The fact that my prayer life rarely lined up with that which I professed is neither here nor there, of course.
In particular, I never had much use for the Catholic notion of apostolic succession. What value is that when the Bible says what it means and means what it says?
Yes, I've learned better since then. Not the point. The point is that I understand the value of apostolic succession now in ways I didn't before.
One thing that always stuck in my craw though came when I began researching the chaos and mayhem the SBC went through back in the 1980's. Imagine my surprise when I discovered that the fundamentalists (and I use the word with reverence and affection even now) essentially depended upon their own skewed version of succession to ensure doctrinal fidelity.

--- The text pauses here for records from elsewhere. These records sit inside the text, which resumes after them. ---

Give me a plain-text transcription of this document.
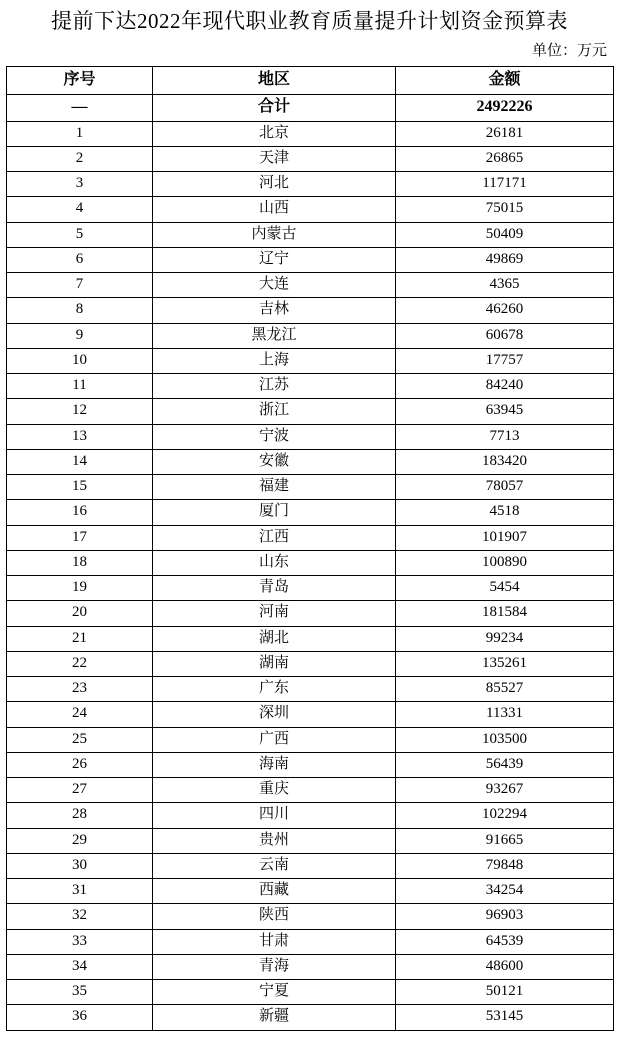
提前下达2022年现代职业教育质量提升计划资金预算表
单位：万元
序号	地区	金额
—	合计	2492226
1	北京	26181
2	天津	26865
3	河北	117171
4	山西	75015
5	内蒙古	50409
6	辽宁	49869
7	大连	4365
8	吉林	46260
9	黑龙江	60678
10	上海	17757
11	江苏	84240
12	浙江	63945
13	宁波	7713
14	安徽	183420
15	福建	78057
16	厦门	4518
17	江西	101907
18	山东	100890
19	青岛	5454
20	河南	181584
21	湖北	99234
22	湖南	135261
23	广东	85527
24	深圳	11331
25	广西	103500
26	海南	56439
27	重庆	93267
28	四川	102294
29	贵州	91665
30	云南	79848
31	西藏	34254
32	陕西	96903
33	甘肃	64539
34	青海	48600
35	宁夏	50121
36	新疆	53145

Several higher-ups in the Convention arranged the election of a series of conservatives (by their standards) as President of the SBC over the opposition for a period of ten years so as to fumigate the Convention of liberalism. Taking a page from the great Ronald Reagan's playbook, somebody high up the conservative movement's leadership evidently decided "personnel is policy", and voted accordingly. Then they did it again. And again. And again. And the rest is history.
The thinking went that electing several conservative Convention Presidents in a row would ultimately lead to changes in personnel, policy and, ultimately, doctrine that EVERYTHING would ultimately be able to be tied back to that first conservative President (Adrian Rogers).
Still, explicitly or implicitly, the SBC is now governed by its own standard of succession. And like so much else with Protestantism, it's a malformed, incomplete, imperfect and completely dishonest version of what the Catholic Church has been doing for millennia. It isn't apostolic and it's not divinely appointed but it all can ultimately be tied back to one man.
The SBC's order of succession rests it's doctrinal fidelity (as they define it anyway) on fallen, sinful, imperfect man while the Church looks directly back at an unbroken chain leading directly to Our Lord Himself, ultimately.
You tell me which is more trustworthy.